Parmi les critères étudiés figurent la nature de l'activité exercée à l'étranger, la durée du séjour à l'étranger, une résidence antérieure ou actuelle sur le territoire national ou encore une connaissance avérée de la vie politique nationale et le fait d'en être affecté.

 

Les spécificités du Luxembourg, dont le découpage du pays en quatre circonscriptions électorales, et la nécessité potentielle d’une modification de la Constitution, font également partie de l’équation à résoudre. Ces points ont été abordés lors de la réunion. Les échanges entre députés ont notamment porté sur la nécessité de maintenir un lien effectif avec le Luxembourg pour bénéficier du droit de vote, sur les modalités de rattachement à une circonscription électorale ainsi que sur la nécessité éventuelle d'une révision constitutionnelle.
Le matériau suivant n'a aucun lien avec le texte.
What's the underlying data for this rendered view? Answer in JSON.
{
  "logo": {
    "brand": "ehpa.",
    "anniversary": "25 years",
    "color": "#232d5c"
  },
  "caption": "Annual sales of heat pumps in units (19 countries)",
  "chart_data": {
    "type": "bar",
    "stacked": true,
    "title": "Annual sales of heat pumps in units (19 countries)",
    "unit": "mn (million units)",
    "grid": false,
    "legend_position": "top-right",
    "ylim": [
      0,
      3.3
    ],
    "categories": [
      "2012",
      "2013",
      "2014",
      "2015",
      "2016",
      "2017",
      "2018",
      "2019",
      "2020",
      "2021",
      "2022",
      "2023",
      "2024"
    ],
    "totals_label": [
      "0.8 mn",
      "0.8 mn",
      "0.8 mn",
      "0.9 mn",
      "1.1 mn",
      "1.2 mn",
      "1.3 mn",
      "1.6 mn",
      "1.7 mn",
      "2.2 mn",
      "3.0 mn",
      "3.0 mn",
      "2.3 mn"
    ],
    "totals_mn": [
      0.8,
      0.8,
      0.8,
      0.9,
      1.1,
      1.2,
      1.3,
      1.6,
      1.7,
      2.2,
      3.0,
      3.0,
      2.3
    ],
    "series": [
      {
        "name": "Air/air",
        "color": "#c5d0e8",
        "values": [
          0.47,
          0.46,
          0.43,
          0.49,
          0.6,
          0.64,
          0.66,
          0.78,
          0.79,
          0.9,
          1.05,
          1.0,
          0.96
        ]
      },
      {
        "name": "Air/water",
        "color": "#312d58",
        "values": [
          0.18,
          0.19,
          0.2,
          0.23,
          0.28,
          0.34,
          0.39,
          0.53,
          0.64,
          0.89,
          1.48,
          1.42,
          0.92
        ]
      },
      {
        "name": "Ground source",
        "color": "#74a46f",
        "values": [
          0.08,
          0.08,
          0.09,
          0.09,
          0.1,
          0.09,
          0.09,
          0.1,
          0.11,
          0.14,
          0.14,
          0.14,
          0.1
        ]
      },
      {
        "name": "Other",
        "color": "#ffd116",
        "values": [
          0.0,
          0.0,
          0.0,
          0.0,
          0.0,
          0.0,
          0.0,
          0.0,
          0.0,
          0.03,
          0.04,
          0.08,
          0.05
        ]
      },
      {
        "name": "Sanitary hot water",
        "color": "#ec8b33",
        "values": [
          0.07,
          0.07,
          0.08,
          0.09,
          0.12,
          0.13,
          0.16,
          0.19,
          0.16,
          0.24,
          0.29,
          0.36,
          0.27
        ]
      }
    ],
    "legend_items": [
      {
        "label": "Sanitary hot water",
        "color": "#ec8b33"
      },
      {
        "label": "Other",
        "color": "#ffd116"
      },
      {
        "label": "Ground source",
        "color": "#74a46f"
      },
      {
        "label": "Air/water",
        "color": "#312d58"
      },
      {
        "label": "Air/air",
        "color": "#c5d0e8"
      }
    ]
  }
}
Plusieurs députés ont également estimé que des données statistiques plus détaillées seraient utiles avant d'engager une réforme.

 

Les prochaines étapes

 

En fin de réunion, les députés ont abordé la question de la suite à donner aux travaux sur la réforme de la loi électorale. Le Président de la Commission des Institutions, Laurent Zeimet, a proposé que chaque groupe et sensibilité politique poursuive sa réflexion sur deux questions : faut-il légiférer sur cette question et, dans l'affirmative, quel modèle retenir ? Les groupes et sensibilités devraient revenir avec leurs positions à l'automne.